Why Virology Fails the Scientific Method

In Episode 5 of the AntiViral series, I dig into a surprisingly contentious question: What is the scientific method?

Some insist that virologists faithfully follow it.

Others argue that there is no single scientific method, or that we’ve somehow “invented” our own version.

And, surprisingly, some even go so far as to claim that the scientific method doesn’t exist at all.

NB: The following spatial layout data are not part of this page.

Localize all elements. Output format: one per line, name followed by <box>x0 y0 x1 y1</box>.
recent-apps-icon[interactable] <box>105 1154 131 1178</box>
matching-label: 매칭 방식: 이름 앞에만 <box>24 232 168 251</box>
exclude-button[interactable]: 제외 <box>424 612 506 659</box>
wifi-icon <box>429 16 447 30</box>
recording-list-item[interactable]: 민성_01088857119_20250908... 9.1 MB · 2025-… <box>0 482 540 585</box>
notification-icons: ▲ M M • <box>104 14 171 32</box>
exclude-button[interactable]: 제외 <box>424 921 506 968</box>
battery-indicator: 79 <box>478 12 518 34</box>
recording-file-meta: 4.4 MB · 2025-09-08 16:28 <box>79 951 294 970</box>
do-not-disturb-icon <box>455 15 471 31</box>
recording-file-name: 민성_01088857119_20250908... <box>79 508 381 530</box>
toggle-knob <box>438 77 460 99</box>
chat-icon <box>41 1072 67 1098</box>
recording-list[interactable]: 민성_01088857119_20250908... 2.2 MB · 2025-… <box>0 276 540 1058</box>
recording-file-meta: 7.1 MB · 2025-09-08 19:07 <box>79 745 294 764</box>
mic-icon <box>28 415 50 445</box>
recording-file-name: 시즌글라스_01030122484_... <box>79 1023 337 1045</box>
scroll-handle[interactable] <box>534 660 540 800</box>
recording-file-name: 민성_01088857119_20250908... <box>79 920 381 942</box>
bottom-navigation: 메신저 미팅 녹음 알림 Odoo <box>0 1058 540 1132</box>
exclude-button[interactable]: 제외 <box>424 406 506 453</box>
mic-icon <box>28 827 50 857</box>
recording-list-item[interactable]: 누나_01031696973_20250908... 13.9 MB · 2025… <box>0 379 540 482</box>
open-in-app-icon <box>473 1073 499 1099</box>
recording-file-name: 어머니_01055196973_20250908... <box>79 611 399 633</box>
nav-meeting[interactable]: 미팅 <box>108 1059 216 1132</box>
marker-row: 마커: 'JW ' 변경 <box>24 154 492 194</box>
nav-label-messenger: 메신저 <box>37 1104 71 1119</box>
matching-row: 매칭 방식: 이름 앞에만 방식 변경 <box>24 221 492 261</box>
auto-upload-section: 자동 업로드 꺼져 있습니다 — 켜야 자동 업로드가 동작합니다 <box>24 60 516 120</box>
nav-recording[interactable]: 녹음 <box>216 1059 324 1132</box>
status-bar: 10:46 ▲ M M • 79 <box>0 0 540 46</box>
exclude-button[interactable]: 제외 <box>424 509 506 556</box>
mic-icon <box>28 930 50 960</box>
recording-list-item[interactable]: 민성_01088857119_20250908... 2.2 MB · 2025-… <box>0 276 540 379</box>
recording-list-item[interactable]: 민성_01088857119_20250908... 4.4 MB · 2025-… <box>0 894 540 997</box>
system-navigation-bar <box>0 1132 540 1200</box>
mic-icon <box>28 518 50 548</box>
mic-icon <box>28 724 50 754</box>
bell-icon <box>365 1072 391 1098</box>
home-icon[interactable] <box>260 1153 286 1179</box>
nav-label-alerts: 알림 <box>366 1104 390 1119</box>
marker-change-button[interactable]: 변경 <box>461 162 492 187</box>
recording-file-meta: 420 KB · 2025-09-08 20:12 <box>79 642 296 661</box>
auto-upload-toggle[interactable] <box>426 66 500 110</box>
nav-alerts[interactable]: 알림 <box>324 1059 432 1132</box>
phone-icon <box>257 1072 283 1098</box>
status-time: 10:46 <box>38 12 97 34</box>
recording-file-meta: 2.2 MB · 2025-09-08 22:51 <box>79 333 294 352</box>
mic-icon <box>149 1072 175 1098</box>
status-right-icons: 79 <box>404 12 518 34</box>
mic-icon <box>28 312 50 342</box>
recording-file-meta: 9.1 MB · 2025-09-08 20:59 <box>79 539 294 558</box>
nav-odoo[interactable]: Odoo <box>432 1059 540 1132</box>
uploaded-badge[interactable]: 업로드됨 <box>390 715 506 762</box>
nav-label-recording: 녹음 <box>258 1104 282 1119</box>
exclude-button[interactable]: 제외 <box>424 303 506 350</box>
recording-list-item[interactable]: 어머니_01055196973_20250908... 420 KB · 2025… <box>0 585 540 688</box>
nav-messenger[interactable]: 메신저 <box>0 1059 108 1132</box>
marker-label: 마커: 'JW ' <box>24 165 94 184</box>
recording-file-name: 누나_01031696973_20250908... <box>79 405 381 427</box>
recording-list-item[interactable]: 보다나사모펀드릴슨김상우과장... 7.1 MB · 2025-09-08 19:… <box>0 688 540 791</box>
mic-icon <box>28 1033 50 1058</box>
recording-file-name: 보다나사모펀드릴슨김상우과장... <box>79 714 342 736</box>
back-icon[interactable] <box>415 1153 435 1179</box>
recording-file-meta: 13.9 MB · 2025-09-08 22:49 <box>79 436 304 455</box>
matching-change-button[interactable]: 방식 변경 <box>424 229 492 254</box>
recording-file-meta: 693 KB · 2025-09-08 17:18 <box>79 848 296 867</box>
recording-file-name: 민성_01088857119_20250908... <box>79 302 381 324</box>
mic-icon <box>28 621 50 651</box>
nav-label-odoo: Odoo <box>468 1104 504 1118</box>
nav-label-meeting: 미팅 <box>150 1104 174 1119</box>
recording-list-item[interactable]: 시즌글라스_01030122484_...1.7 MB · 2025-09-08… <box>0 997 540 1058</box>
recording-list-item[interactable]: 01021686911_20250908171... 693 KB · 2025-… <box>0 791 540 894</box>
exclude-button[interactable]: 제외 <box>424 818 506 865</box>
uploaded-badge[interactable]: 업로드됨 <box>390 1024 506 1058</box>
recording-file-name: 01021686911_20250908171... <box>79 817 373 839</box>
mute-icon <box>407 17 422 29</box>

Anyone who took a basic science class remembers being presented with a systematic series of steps that science is supposed to follow. These typically include:

  1. Observe a natural phenomenon
  2. Alternative hypothesis
    1. Independent variable (the presumed cause)
    2. Dependent variable (the observed effect)
    3. Control variables
  3. Null hypothesis
  4. Test/experiment
  5. Analyze the observation/data
  6. Validate/invalidate hypothesis

This framework appears in textbooks, definitions of science, and statements from scientific institutions. It has been around for centuries, with its roots traced all the way back to Aristotle in the third century. For a deeper look, see ViroLIEgy 101: The Scientific Method.

The real question, then, isn’t whether the scientific method exists—it clearly does—but whether scientists actually follow it.

And if the method does exist, and virology does not adhere to it, then the implications for the field are obvious.